Why This News Matters
For forex markets, this decision is significant. Holding the rate steady suggests the pound (GBP) may gain relative to currencies where central banks are easing. Traders in pairs like GBP/USD will monitor further guidance for clues of future cuts. For investors in interest-rates or FX hedges, the “not yet cutting” stance means yields and expectations may adjust.
Also, the BoE communication that inflation is judged to have peaked but that policy will still be gradual suggests less impetus for aggressive rate moves—but also keeps the market guessing. From a macro-economic perspective, this decision signals the BoE’s view that risk lies in inflation persistence or growth weakening rather than an immediate need to ease.
Our Expert Take
From a market-editor viewpoint: The BoE’s narrow 5-4 split underscores the uncertainty in the UK economy.

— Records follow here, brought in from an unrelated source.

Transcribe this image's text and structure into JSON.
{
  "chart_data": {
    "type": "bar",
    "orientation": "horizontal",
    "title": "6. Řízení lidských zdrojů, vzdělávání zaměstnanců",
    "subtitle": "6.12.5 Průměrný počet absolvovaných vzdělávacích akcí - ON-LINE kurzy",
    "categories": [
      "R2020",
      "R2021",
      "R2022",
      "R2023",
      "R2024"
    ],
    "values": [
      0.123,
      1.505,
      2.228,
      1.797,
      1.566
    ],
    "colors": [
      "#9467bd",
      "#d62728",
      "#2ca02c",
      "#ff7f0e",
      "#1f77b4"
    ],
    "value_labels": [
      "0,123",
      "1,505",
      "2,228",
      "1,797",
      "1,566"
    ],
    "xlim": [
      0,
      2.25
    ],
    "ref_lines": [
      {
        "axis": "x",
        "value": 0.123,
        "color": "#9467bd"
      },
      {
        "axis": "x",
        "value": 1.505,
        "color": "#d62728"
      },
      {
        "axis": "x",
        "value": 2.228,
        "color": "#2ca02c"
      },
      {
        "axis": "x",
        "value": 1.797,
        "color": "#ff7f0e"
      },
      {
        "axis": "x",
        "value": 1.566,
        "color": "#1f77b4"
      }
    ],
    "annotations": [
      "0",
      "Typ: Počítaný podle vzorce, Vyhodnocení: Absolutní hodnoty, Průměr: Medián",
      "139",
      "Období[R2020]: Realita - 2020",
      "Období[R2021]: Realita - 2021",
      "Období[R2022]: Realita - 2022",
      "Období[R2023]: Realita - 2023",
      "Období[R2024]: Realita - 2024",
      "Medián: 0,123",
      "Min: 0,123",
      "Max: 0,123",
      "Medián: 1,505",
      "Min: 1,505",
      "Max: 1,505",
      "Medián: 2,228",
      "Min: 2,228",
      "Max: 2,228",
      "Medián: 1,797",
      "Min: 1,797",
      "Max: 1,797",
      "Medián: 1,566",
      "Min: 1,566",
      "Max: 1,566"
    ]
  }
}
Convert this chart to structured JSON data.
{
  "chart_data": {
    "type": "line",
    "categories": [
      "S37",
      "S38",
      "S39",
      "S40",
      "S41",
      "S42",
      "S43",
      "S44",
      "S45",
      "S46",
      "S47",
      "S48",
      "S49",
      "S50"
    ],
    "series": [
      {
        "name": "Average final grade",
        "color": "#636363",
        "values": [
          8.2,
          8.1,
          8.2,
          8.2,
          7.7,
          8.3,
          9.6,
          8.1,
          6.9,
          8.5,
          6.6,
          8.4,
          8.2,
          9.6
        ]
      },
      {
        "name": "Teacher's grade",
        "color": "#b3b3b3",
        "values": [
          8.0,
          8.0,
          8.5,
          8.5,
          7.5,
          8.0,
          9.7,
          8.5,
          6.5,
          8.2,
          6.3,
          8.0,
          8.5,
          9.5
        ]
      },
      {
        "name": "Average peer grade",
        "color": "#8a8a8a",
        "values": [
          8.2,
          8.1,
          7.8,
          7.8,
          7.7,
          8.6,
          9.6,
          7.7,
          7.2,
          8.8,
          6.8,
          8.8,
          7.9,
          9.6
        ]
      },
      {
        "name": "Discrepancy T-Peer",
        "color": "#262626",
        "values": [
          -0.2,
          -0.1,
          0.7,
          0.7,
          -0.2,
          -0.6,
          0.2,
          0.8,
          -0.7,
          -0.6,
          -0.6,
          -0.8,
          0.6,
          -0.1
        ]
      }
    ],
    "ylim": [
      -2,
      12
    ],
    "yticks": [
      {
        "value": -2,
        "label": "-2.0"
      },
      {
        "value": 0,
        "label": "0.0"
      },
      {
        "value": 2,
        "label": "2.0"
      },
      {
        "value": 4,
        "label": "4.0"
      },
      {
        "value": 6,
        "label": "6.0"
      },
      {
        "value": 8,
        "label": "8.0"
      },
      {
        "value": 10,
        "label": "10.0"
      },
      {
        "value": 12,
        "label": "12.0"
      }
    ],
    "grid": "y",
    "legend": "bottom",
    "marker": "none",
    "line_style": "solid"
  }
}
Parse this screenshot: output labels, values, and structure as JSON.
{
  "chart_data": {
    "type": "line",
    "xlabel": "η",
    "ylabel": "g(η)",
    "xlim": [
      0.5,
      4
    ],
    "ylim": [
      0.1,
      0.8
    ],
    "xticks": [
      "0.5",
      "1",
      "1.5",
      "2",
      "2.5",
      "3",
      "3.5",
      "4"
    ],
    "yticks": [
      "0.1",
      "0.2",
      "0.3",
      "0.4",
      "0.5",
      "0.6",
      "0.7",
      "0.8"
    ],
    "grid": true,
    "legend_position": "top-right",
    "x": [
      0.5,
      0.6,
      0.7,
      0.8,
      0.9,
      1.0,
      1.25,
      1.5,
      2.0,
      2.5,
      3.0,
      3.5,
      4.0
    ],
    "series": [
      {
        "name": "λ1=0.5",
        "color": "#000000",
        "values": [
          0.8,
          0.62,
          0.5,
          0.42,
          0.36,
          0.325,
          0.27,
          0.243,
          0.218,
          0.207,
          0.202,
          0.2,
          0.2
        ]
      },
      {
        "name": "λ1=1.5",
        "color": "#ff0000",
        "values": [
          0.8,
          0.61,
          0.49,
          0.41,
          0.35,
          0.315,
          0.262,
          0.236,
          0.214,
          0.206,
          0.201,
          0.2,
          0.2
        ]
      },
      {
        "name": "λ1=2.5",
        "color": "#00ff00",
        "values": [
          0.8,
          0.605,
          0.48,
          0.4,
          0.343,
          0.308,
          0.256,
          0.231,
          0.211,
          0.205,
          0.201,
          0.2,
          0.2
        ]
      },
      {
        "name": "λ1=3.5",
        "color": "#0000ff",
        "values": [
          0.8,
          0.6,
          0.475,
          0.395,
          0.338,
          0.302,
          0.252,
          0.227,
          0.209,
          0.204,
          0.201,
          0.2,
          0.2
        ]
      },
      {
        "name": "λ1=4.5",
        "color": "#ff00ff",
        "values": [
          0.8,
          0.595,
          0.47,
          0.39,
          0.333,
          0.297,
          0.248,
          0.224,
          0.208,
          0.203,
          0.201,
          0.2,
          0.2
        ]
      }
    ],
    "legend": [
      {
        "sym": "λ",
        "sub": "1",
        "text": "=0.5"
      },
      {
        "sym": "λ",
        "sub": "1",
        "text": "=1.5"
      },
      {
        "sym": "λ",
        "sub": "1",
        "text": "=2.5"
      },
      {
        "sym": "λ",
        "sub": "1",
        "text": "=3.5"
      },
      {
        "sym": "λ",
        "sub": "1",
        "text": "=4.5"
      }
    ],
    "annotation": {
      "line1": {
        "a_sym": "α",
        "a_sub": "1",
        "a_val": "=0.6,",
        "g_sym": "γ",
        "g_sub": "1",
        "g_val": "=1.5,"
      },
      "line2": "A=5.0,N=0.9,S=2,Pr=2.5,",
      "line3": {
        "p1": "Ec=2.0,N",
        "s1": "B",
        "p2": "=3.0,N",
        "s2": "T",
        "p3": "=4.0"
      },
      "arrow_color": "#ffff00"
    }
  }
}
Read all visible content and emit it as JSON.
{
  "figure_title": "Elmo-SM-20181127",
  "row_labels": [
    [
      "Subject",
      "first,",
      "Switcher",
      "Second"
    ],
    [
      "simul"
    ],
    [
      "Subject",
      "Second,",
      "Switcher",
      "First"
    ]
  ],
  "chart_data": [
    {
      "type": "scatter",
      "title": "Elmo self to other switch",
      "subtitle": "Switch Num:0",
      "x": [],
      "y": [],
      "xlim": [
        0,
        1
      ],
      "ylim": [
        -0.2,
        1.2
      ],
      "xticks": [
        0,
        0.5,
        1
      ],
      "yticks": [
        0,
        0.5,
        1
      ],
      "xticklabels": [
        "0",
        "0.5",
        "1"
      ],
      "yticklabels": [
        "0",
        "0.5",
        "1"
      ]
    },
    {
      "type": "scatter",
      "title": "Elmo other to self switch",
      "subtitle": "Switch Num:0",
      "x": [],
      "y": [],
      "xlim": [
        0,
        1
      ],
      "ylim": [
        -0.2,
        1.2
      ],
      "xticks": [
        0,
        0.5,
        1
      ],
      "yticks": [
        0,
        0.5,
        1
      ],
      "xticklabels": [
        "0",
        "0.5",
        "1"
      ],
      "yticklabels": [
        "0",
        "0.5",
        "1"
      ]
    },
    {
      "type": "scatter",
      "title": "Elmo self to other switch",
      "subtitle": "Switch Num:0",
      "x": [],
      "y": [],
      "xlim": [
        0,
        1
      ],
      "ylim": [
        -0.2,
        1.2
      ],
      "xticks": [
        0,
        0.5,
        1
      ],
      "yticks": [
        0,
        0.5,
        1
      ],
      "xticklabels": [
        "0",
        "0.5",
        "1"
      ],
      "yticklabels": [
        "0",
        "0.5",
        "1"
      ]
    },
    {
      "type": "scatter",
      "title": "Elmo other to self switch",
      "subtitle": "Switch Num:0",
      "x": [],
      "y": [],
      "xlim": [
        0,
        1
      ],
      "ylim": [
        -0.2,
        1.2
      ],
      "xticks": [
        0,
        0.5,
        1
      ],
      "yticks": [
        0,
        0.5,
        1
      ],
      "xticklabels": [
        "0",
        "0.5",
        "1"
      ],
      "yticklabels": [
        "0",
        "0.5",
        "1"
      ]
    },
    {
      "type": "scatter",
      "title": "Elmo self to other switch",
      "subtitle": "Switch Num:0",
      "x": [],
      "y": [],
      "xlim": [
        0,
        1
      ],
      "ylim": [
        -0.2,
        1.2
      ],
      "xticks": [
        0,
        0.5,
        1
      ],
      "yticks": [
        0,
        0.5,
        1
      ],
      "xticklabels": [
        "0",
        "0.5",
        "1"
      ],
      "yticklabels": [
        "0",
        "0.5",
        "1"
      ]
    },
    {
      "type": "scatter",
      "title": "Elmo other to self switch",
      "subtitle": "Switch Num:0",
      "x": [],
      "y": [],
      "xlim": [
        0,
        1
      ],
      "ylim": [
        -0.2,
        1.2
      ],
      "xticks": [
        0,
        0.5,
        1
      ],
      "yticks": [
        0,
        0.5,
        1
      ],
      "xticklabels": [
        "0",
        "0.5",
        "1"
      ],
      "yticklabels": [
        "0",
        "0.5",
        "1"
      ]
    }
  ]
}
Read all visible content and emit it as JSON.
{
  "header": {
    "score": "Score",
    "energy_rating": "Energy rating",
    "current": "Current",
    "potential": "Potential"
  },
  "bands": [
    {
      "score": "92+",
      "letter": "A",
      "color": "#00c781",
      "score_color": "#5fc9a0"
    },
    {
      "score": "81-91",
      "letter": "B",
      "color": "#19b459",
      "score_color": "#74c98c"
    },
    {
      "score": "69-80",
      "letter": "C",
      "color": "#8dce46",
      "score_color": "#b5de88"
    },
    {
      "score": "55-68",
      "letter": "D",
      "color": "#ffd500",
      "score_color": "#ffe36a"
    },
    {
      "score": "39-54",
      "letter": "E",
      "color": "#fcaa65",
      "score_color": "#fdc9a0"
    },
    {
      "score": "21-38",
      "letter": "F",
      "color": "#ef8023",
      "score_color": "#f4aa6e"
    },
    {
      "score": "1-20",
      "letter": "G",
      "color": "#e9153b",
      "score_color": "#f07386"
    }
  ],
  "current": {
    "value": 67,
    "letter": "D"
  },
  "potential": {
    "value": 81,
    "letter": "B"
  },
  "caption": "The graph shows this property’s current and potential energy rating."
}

While inflation may have peaked, the committee’s reluctance to cut implies that disinflation is not yet firmly entrenched. Forex traders should remain alert to surprises: a more dovish tone or signals of a cut could weaken the pound, while hawkish comments would bolster it.
Moreover, the decision suggests a key pivot point: if UK economic data (for example wage growth, services inflation, GDP) weakens, markets may price in cuts, which could drive GBP lower. On the flip side, if inflation re-accelerates, the BoE may maintain or even raise the rate, which would support GBP and perhaps weigh on UK equities. In terms of hedging: FX-strategies that assume a one-way move in GBP may be risky—nuanced positioning is required.
Given the global backdrop of other central banks (e.g., the Federal Reserve) signaling gradual ease while waiting for inflation to moderate, the BoE’s stance could offer an opportunity: cross-currency markets (like GBP/JPY or GBP/NZD) may react strongly to divergences in policy. In short: traders should monitor upcoming UK inflation and labour data, the BoE’s minutes, and any macro surprises.